SIDE-VIEW: A social identity account of computer-supported collaborative learning


Much is written about the benefits of computer-supported collaborative learning (CSCL) but many accounts report problematic interactions and less than desirable outcomes for attempts at CSCL. A theoretical approach is presented that is grounded in a social identity perspective of groups and seeks to promote and support successful collaborations. Using this approach, along with examples from laboratory and field studies, key concepts such as cohesion, participation, accountability and group norms are addressed and contrasted with more traditional approaches. It is suggested that design features that ‘collectivise’ rather than ‘personalise’ CSCL can promote psychological issues that are crucial for successful collaborations (i.e. group cohesion, accountability to the group, and increased participation), and norms for success can be developed through intergroup comparisons. The theoretical approach is also presented as a platform from which further investigations and predictions can be made.

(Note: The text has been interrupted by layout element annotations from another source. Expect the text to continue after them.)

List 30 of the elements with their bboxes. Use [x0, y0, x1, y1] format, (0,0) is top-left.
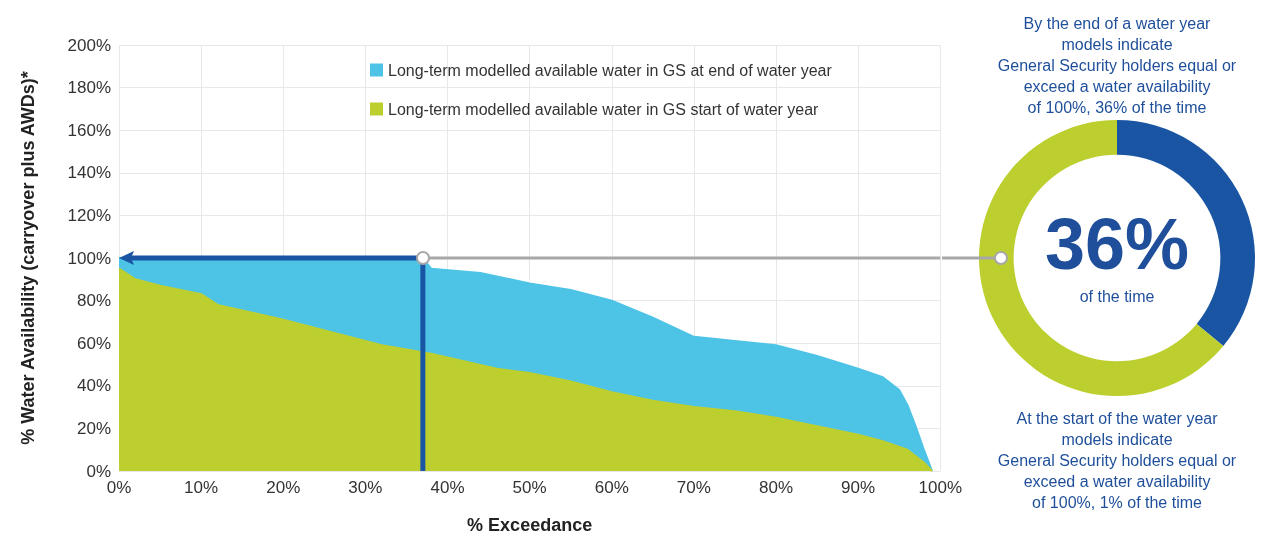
y-tick-label: 0% [86, 461, 111, 481]
x-tick-label: 80% [758, 478, 794, 497]
x-tick-label: 60% [594, 478, 629, 497]
text: 36% [1044, 204, 1190, 284]
y-tick-label: 100% [67, 248, 111, 268]
legend-label: Long-term modelled available water in GS at end of water year [388, 61, 833, 79]
legend-label: Long-term modelled available water in GS start of water year [388, 100, 820, 118]
y-tick-label: 160% [67, 120, 111, 140]
x-tick-label: 40% [430, 478, 465, 497]
x-tick-label: 30% [348, 478, 383, 497]
y-tick-label: 180% [67, 78, 111, 98]
x-tick-label: 100% [918, 478, 962, 497]
x-tick-label: 70% [676, 478, 711, 497]
y-axis-title: % Water Availability (carryover plus AWDs)* [18, 71, 38, 445]
text: of the time [1079, 287, 1155, 305]
x-tick-label: 0% [106, 478, 132, 497]
y-tick-label: 60% [76, 333, 111, 353]
x-tick-label: 10% [184, 478, 219, 497]
chart-title: By the end of a water year models indicate General Security holders equal or exceed a water availability of 100%, 36% of the time [997, 15, 1237, 116]
x-tick-label: 90% [841, 478, 876, 497]
x-tick-label: 20% [266, 478, 301, 497]
text: At the start of the water year models indicate General Security holders equal or exceed a water availability of 100%, 1% of the time [997, 410, 1237, 511]
y-tick-label: 200% [67, 35, 111, 55]
y-tick-label: 40% [76, 376, 111, 396]
y-tick-label: 80% [76, 291, 111, 311]
x-axis-title: % Exceedance [467, 515, 593, 535]
y-tick-label: 140% [67, 163, 111, 183]
x-tick-label: 50% [512, 478, 547, 497]
y-tick-label: 120% [67, 205, 111, 225]
y-tick-label: 20% [76, 418, 111, 438]
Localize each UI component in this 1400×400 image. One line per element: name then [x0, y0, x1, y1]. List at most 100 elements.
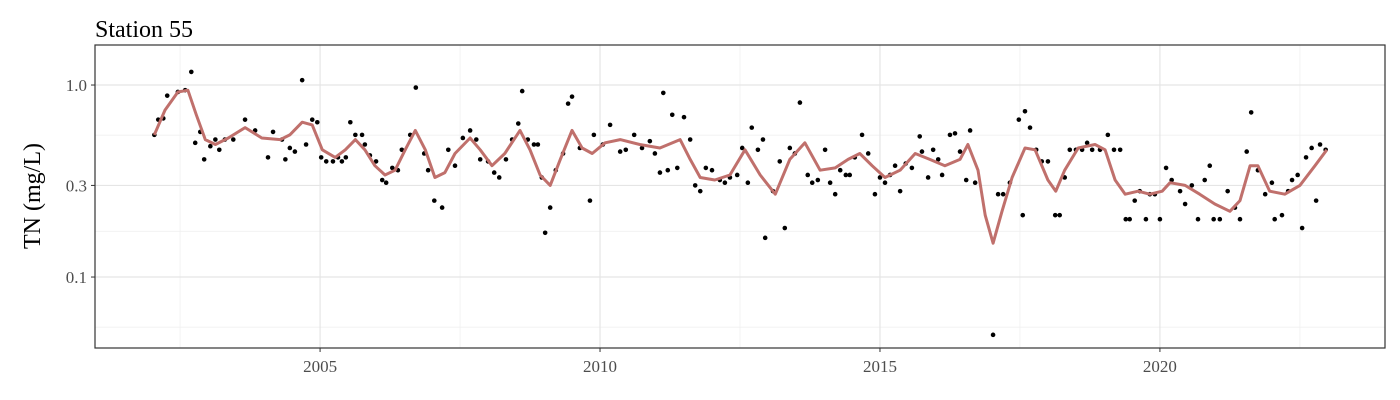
point: [925, 175, 931, 180]
point: [339, 159, 345, 164]
y-axis-label: TN (mg/L): [20, 143, 46, 249]
point: [762, 235, 768, 241]
point: [722, 180, 728, 185]
point: [591, 132, 597, 138]
point: [1289, 177, 1295, 183]
point: [299, 77, 305, 83]
point: [967, 128, 973, 133]
point: [797, 100, 803, 105]
point: [491, 170, 497, 175]
point: [439, 205, 445, 210]
point: [1084, 140, 1090, 146]
point: [265, 155, 271, 160]
point: [1262, 191, 1268, 197]
point: [359, 132, 365, 138]
point: [892, 163, 898, 169]
panel-border: [94, 44, 1386, 349]
point: [809, 180, 815, 185]
point: [348, 119, 353, 125]
point: [1248, 110, 1254, 115]
point: [318, 155, 324, 160]
point: [865, 151, 871, 156]
marks: [152, 69, 1329, 338]
grid: 1.0 0.3 0.1 2005 2010 2015 2020: [66, 45, 1385, 376]
point: [657, 170, 663, 175]
point: [496, 175, 502, 180]
point: [1202, 177, 1208, 183]
point: [379, 177, 385, 183]
point: [1272, 216, 1278, 222]
point: [1177, 188, 1183, 194]
point: [692, 183, 698, 188]
point: [777, 159, 783, 164]
point: [1132, 198, 1138, 203]
point: [674, 165, 680, 171]
point: [1211, 216, 1216, 222]
point: [569, 94, 575, 99]
point: [843, 172, 849, 178]
point: [1057, 212, 1063, 218]
point: [755, 147, 761, 153]
point: [1169, 177, 1174, 183]
y-tick-label: 0.1: [66, 268, 87, 287]
point: [452, 163, 458, 169]
point: [1157, 216, 1163, 222]
point: [617, 149, 623, 154]
point: [587, 198, 593, 203]
point: [1089, 147, 1095, 153]
point: [189, 69, 194, 75]
point: [859, 132, 865, 138]
point: [952, 131, 958, 136]
point: [697, 188, 703, 194]
point: [390, 165, 395, 171]
point: [669, 112, 675, 118]
point: [1127, 216, 1132, 222]
point: [872, 191, 878, 197]
point: [473, 137, 479, 142]
point: [1105, 132, 1111, 138]
point: [1195, 216, 1201, 222]
point: [353, 132, 358, 138]
point: [515, 121, 521, 126]
point: [309, 117, 315, 122]
point: [1269, 180, 1275, 185]
point: [1020, 212, 1026, 218]
point: [827, 180, 833, 185]
point: [631, 132, 637, 138]
point: [1000, 191, 1006, 197]
point: [230, 137, 236, 142]
point: [192, 140, 198, 146]
point: [1189, 183, 1195, 188]
point: [647, 138, 653, 144]
point: [208, 143, 213, 149]
point: [745, 180, 751, 185]
point: [782, 225, 788, 231]
point: [1163, 165, 1169, 171]
point: [565, 101, 571, 106]
point: [1117, 147, 1123, 153]
point: [749, 125, 755, 130]
point: [607, 122, 613, 128]
point: [383, 180, 389, 185]
point: [847, 172, 853, 178]
point: [362, 142, 368, 147]
point: [919, 149, 925, 154]
point: [709, 167, 715, 173]
point: [787, 145, 793, 151]
point: [270, 129, 276, 135]
point: [287, 145, 293, 151]
point: [623, 147, 629, 153]
point: [477, 157, 483, 162]
point: [547, 205, 553, 210]
point: [909, 165, 915, 171]
point: [882, 180, 888, 185]
point: [897, 188, 903, 194]
x-tick-label: 2015: [863, 357, 897, 376]
point: [703, 165, 709, 171]
point: [660, 90, 666, 96]
point: [283, 157, 288, 162]
point: [935, 157, 941, 162]
point: [832, 191, 838, 197]
point: [323, 159, 329, 164]
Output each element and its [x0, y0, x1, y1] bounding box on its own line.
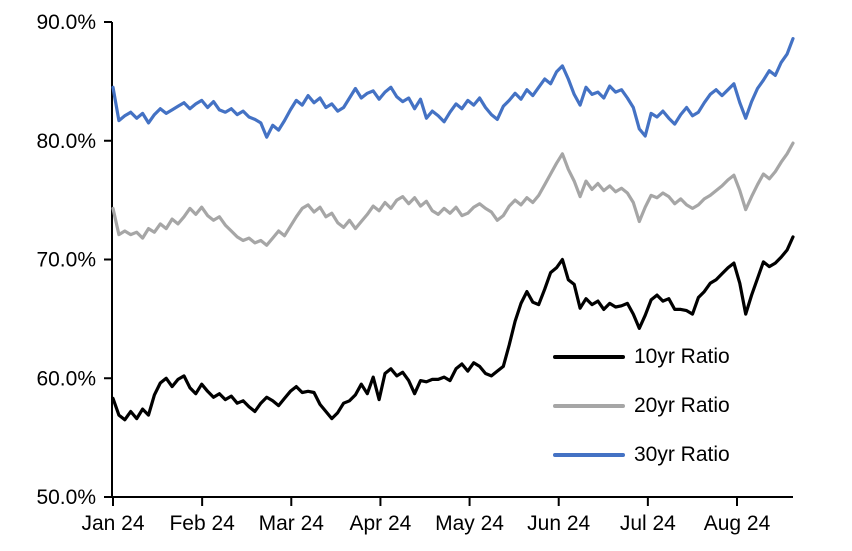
- series-line-30yr-ratio: [111, 36, 795, 139]
- x-axis-label: Apr 24: [349, 512, 411, 535]
- y-axis-label: 60.0%: [36, 367, 96, 390]
- y-axis-label: 90.0%: [36, 11, 96, 34]
- series-line-20yr-ratio: [111, 141, 795, 247]
- x-axis-label: Jan 24: [81, 512, 144, 535]
- legend-label-10yr: 10yr Ratio: [634, 345, 730, 368]
- legend-item-20yr: 20yr Ratio: [553, 394, 730, 418]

collaborative learning; e-learning; social identity; psychology; cohesion
Author biographies

Paul Rogers

Author photoPaul Rogers (PhD, Manchester University, 2002), Senior Lecturer in Psychology, University of Bolton, UK. Previous posts have included an EPSRC postdoctoral research fellowship and research on EC 5th Framework RTD project. His research focuses on social psychological aspects of computer-mediated communication, e-learning, and in particular small group collaborative learning. Recent research has also investigated interactions in the virtual world of Second Life. He has published a variety of articles, book chapters and presented at a number of international conferences.

Martin Lea

Author photoMartin Lea (PhD, Lancaster University, 1983). Senior Lecturer in Psychology at the University of Manchester, UK. He previously held a postdoctoral fellowship in information technology from the SERC, and a special training fellowship from the Joint Research Council Initiative in Cognitive Science/Human Computer Interaction. He has also worked as a researcher at the Institute of Educational Technology, Open University. His main research interests are in the social psychology and sociology of communication technologies. He has written about computer-mediated communication and the Internet in social psychology, communication, organization science, and human computer interaction journals and books. He previously edited Contexts of Computer-Mediated Communication for Harvester-Wheatsheaf.